Up to 50% of all women will experience some kind of uterine fibroids, one of the leading hysterectomy causes in the U.S. Pelvic exams and ultrasound can be used to diagnose uterine fibroid’s, and while some treatment of uterine fibroids can be noninvasive and a relatively short recovery it is important for women to understand and able to recognize some of the signs and symptoms of fibroids as well as general elements that may put them at-risk.
What are the symptoms of fibroids?
1.) Gushing: 46% of women diagnosed with fibroids reported heavy periods or “flooding.” While it is still unknown exactly what causes this excessive bleeding, it is one of the recognizable symptoms of fibroids in uterus. Women who experience this should consult a gynecologist immediately.
2.) Cysts / Shape: Ovarian cysts and a distorted outer shape of the uterus are also possible signs you may need fibroid treatments. Small ovarian cysts can usually be removed by laparoscopy, or a small incision around the navel. Intramural fibroids are in the uterine wall while subserosal fibroids are just under the outer layer of uterus. Because of their location these abnormalities can sometime be seen by an individual. Go see a medical professional if there is anything you are unsure of.
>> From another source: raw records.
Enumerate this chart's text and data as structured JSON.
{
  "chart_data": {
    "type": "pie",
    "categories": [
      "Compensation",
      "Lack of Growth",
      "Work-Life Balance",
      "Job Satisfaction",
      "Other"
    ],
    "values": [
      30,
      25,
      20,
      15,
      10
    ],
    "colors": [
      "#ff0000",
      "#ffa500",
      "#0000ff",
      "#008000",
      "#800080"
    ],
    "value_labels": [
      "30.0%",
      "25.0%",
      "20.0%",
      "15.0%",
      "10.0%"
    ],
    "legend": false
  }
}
3.) At Risk Demographics: It is important for women to realize if they are more at-risk for uterine fibroids in the first place. These women should keep an especially close eye on potential fibroid signs as many of these factors cannot be controlled. Women of African American heritage and those that experienced early onset of menstruation (before the age of 10) are two such categories. Other aspects that may increase a woman’s risk is obesity and never having borne a child (nulliparity). Having fibroids in the past can increase the recurrence of them as well.
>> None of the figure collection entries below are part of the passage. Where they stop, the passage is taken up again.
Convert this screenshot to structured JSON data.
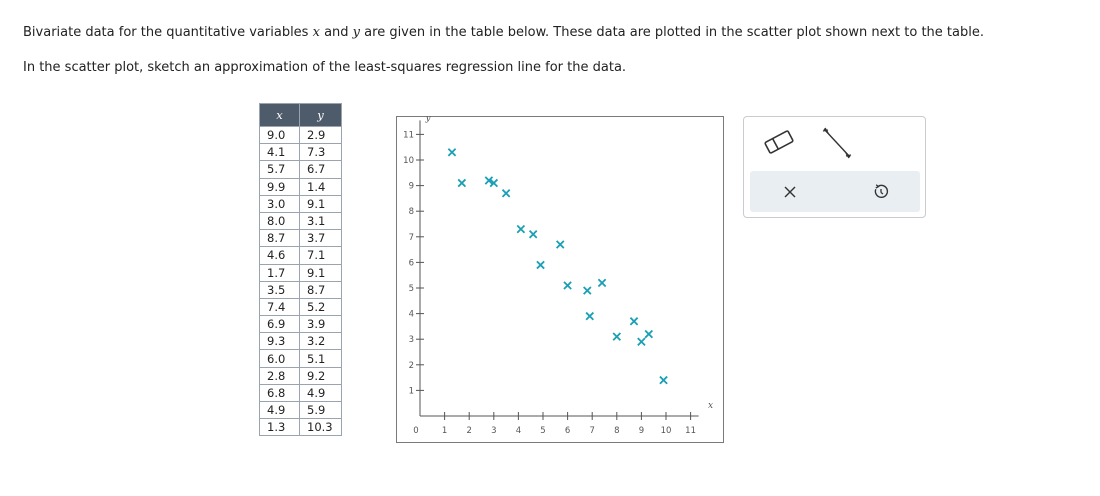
{
  "prompt": {
    "line1_prefix": "Bivariate data for the quantitative variables ",
    "var_x": "x",
    "line1_and": " and ",
    "var_y": "y",
    "line1_suffix": " are given in the table below. These data are plotted in the scatter plot shown next to the table.",
    "line2": "In the scatter plot, sketch an approximation of the least-squares regression line for the data."
  },
  "table": {
    "headers": [
      "x",
      "y"
    ],
    "rows": [
      [
        "9.0",
        "2.9"
      ],
      [
        "4.1",
        "7.3"
      ],
      [
        "5.7",
        "6.7"
      ],
      [
        "9.9",
        "1.4"
      ],
      [
        "3.0",
        "9.1"
      ],
      [
        "8.0",
        "3.1"
      ],
      [
        "8.7",
        "3.7"
      ],
      [
        "4.6",
        "7.1"
      ],
      [
        "1.7",
        "9.1"
      ],
      [
        "3.5",
        "8.7"
      ],
      [
        "7.4",
        "5.2"
      ],
      [
        "6.9",
        "3.9"
      ],
      [
        "9.3",
        "3.2"
      ],
      [
        "6.0",
        "5.1"
      ],
      [
        "2.8",
        "9.2"
      ],
      [
        "6.8",
        "4.9"
      ],
      [
        "4.9",
        "5.9"
      ],
      [
        "1.3",
        "10.3"
      ]
    ]
  },
  "chart_data": {
    "type": "scatter",
    "xlabel": "x",
    "ylabel": "y",
    "xlim": [
      0,
      11
    ],
    "ylim": [
      0,
      11
    ],
    "xticks": [
      "1",
      "2",
      "3",
      "4",
      "5",
      "6",
      "7",
      "8",
      "9",
      "10",
      "11"
    ],
    "yticks": [
      "1",
      "2",
      "3",
      "4",
      "5",
      "6",
      "7",
      "8",
      "9",
      "10",
      "11"
    ],
    "origin_label": "0",
    "grid": false,
    "marker": "x",
    "marker_color": "#1a9fb4",
    "points": [
      [
        9.0,
        2.9
      ],
      [
        4.1,
        7.3
      ],
      [
        5.7,
        6.7
      ],
      [
        9.9,
        1.4
      ],
      [
        3.0,
        9.1
      ],
      [
        8.0,
        3.1
      ],
      [
        8.7,
        3.7
      ],
      [
        4.6,
        7.1
      ],
      [
        1.7,
        9.1
      ],
      [
        3.5,
        8.7
      ],
      [
        7.4,
        5.2
      ],
      [
        6.9,
        3.9
      ],
      [
        9.3,
        3.2
      ],
      [
        6.0,
        5.1
      ],
      [
        2.8,
        9.2
      ],
      [
        6.8,
        4.9
      ],
      [
        4.9,
        5.9
      ],
      [
        1.3,
        10.3
      ]
    ]
  },
  "tools": {
    "eraser": "eraser-icon",
    "line": "line-tool-icon",
    "clear": "close-icon",
    "undo": "undo-icon"
  },
  "colors": {
    "table_header_bg": "#4d5b6b",
    "action_bar_bg": "#e9eef2"
  }
}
While this is certainly not the entire list of signs and symptoms of fibroids, it is a good starting point for many women who have never experienced or thought about potentially getting them. As always it is important to receive regular medical exams and to ask questions whenever you are unsure about your health and well-being. Even though uterine fibroid removal has come a long way, it is always best to catch these sort of things as early as possible to avoid any complications.